L’ex-directeur général de la SQ, Richard Deschesnes, de même que Steven Chabot, l’ancien directeur adjoint aux enquêtes criminelles et Alfred Tremblay, ex-inspecteur aux renseignements de sécurité, sont accusés de fraude, vol et abus de confiance.

La poursuite allègue que M. Deschesnes aurait illégalement autorisé le versement aux policiers Chabot et Tremblay d’indemnités de départ de 167 931 $ et de 79 877 $ respectivement, puisées dans un fonds secret dédié aux opérations policières et qui sert notamment à rémunérer des informateurs. Ces policiers n’avaient pas droit à une telle indemnité.

Me Rioux a expliqué que le premier fonds secret, créé en 1975, s’élevait à 250 000 $. Il s’agissait d’une mesure exceptionnelle permettant à la SQ de dépenser de l’argent de manière complètement confidentielle pour des opérations policières sensibles.

Les pièces justificatives devaient être conservées dans la voûte de la SQ et ainsi échapper au contrôleur des finances afin de ne pas être rendues publiques. À cette époque, toute dépense excédant 3000 $ devait être approuvée par le directeur général et le sous-ministre de la Sécurité publique, un plafond qui avait été porté à 5000 $ une quinzaine d’années plus tard.

Le fonds secret de la SQ a connu une croissance progressive pour atteindre un peu plus de 740 000 $ en 1990, mais la SQ a demandé et obtenu, cette même année, un autre fonds secret de 6 millions $ consacré celui-là spécifiquement à la lutte au crime organisé.

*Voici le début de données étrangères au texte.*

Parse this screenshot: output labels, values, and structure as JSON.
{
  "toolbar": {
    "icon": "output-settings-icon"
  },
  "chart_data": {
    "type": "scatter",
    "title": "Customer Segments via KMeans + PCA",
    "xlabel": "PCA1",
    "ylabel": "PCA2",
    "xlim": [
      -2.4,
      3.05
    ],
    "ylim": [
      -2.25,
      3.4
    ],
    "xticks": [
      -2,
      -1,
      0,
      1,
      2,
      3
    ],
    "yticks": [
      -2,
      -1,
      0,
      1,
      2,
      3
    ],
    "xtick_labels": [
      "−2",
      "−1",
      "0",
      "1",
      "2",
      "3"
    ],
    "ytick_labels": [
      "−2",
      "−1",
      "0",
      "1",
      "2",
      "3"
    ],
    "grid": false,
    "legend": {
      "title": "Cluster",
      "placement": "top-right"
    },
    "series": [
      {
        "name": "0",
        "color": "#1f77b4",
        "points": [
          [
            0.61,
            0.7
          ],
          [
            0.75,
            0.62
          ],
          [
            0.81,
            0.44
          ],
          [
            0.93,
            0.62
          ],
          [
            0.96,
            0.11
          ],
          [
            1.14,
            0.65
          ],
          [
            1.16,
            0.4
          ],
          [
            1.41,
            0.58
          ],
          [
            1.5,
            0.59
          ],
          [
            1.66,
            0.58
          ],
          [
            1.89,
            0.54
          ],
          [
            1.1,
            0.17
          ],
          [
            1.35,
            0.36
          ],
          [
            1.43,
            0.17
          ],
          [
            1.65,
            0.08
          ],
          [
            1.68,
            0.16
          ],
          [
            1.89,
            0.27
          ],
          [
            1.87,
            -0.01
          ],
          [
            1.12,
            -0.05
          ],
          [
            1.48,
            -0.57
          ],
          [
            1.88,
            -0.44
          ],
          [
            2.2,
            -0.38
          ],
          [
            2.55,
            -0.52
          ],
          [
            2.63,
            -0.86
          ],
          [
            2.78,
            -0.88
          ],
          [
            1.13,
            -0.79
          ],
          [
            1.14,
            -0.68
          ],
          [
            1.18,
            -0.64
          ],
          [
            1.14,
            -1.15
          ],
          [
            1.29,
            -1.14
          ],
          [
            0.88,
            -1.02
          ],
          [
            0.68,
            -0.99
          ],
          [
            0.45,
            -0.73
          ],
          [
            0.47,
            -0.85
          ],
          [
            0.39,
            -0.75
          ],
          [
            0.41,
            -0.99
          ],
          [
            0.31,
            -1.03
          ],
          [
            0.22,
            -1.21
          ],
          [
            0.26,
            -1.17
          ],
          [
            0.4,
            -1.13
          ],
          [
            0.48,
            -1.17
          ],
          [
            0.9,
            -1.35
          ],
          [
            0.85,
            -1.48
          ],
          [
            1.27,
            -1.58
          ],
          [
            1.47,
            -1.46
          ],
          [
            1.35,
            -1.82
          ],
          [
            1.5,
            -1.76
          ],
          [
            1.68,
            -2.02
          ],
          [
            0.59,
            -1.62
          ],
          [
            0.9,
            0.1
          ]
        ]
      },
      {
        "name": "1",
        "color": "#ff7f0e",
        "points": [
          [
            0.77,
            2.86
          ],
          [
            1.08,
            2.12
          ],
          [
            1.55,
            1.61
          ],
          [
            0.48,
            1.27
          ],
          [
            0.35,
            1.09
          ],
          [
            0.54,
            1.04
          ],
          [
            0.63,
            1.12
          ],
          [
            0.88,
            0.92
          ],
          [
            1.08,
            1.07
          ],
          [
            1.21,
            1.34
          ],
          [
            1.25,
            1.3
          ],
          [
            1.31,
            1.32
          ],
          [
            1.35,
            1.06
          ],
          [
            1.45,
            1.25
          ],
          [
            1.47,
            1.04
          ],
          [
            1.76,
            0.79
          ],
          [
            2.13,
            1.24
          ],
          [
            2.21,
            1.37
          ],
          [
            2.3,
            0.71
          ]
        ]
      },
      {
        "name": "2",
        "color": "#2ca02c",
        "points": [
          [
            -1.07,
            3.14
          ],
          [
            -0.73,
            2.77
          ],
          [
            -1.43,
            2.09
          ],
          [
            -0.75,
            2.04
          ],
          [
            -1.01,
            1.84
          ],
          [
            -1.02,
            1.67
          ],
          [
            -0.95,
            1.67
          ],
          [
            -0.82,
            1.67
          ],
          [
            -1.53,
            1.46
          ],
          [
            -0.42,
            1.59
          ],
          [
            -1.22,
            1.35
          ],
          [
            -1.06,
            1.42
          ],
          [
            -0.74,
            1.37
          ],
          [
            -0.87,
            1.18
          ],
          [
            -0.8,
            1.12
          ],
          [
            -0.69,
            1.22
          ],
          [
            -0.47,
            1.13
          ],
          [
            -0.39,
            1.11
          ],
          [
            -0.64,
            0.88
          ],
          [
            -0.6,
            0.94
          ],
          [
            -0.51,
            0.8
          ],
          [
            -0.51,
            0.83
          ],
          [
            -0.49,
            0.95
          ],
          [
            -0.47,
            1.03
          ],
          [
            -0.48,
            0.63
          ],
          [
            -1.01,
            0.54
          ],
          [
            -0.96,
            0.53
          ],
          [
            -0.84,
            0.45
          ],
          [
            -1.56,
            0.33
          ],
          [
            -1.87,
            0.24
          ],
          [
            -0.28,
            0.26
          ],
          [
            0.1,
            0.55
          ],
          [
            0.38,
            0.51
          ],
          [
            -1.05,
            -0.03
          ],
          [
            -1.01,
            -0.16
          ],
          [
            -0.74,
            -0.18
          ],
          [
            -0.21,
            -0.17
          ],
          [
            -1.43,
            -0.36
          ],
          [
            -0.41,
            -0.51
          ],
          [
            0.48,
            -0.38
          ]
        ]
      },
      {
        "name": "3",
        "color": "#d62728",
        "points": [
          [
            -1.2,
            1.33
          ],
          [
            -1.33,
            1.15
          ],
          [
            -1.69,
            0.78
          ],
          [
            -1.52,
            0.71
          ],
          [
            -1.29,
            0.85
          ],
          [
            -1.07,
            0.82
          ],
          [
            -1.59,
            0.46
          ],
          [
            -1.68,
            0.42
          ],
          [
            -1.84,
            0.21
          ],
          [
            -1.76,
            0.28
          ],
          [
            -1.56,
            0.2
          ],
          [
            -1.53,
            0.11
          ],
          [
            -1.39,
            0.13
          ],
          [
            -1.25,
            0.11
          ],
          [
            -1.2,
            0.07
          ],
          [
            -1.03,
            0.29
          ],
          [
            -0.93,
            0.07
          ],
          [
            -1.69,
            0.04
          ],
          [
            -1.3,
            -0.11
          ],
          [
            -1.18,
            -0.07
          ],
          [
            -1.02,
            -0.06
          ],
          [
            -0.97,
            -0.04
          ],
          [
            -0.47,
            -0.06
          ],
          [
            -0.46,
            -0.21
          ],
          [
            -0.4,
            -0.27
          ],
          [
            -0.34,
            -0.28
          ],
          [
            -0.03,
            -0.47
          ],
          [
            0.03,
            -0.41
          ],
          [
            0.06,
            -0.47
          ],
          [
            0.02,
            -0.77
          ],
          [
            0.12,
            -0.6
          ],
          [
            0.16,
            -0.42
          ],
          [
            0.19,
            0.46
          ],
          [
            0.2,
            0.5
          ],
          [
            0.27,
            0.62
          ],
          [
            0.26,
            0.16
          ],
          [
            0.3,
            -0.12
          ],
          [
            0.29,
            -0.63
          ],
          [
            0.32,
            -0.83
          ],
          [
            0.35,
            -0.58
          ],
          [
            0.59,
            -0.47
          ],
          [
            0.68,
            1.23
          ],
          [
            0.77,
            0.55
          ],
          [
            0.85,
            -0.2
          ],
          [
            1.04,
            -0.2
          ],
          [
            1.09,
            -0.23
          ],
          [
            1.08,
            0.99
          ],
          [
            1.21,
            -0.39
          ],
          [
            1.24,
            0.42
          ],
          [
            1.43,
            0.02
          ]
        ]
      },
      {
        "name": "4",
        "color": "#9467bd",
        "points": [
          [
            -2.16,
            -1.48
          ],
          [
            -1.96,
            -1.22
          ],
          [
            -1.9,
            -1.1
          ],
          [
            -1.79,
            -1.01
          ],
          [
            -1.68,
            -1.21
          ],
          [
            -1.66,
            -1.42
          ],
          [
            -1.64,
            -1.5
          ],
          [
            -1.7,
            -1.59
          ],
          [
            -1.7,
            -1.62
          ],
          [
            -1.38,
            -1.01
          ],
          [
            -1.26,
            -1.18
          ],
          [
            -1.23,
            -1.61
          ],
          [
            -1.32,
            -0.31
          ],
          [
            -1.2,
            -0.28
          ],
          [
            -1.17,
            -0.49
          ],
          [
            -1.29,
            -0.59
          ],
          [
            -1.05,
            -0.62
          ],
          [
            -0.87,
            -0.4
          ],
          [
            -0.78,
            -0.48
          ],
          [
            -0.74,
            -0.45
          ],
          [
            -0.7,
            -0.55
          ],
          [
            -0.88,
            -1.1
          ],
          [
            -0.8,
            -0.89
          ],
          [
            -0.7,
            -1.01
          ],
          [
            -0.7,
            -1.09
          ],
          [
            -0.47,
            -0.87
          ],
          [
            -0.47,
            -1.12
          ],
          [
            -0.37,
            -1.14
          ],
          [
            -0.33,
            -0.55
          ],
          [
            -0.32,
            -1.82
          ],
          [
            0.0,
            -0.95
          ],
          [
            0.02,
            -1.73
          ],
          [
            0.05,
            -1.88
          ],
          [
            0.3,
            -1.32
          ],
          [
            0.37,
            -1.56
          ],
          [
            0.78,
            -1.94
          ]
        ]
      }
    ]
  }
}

Cependant, en octobre 1995, le directeur général de la Sûreté avait obtenu les pleins pouvoirs pour autoriser les dépenses à partir des fonds secrets et la signature du sous-ministre n’était plus requise.

«C’est une marque de confiance», a déclaré Me Rioux à la Cour. «On lui donne l’autorité, mais avec l’imputabilité qui vient avec», a-t-elle précisé.

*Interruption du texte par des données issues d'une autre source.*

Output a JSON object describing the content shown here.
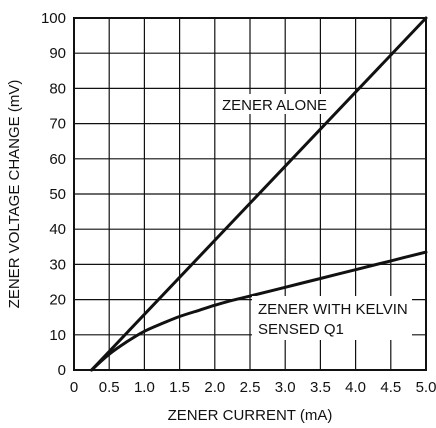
{
  "chart_data": {
    "type": "line",
    "title": "",
    "xlabel": "ZENER CURRENT (mA)",
    "ylabel": "ZENER VOLTAGE CHANGE (mV)",
    "xlim": [
      0,
      5.0
    ],
    "ylim": [
      0,
      100
    ],
    "x_ticks": [
      "0",
      "0.5",
      "1.0",
      "1.5",
      "2.0",
      "2.5",
      "3.0",
      "3.5",
      "4.0",
      "4.5",
      "5.0"
    ],
    "y_ticks": [
      "0",
      "10",
      "20",
      "30",
      "40",
      "50",
      "60",
      "70",
      "80",
      "90",
      "100"
    ],
    "grid": true,
    "series": [
      {
        "annotation": "ZENER ALONE",
        "points": [
          [
            0.25,
            0
          ],
          [
            5.0,
            100
          ]
        ]
      },
      {
        "annotation_lines": [
          "ZENER WITH KELVIN",
          "SENSED Q1"
        ],
        "points": [
          [
            0.25,
            0
          ],
          [
            0.5,
            4.5
          ],
          [
            0.75,
            8
          ],
          [
            1.0,
            11
          ],
          [
            1.25,
            13.2
          ],
          [
            1.5,
            15.2
          ],
          [
            1.75,
            16.8
          ],
          [
            2.0,
            18.4
          ],
          [
            2.25,
            19.8
          ],
          [
            2.5,
            21
          ],
          [
            3.0,
            23.5
          ],
          [
            3.5,
            26
          ],
          [
            4.0,
            28.5
          ],
          [
            4.5,
            31
          ],
          [
            5.0,
            33.5
          ]
        ]
      }
    ]
  }
}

Cette confiance s’est élargie au point où on a finalement laissé à la SQ le soin de déterminer elle-même le montant qui serait consacré au fonds secret à partir de ses propres budgets.

Une directive datant du 15 août 2000 présentée en preuve démontre en effet que le montant alloué par le Conseil du Trésor avait été ramené à 5,7 millions $, mais que ce montant pouvait être bonifié au besoin. Les sommes puisées dans ces fonds demeuraient secrètes et leur administration était entièrement gérée à l’interne sans possibilité de vérification de la part du contrôleur des finances.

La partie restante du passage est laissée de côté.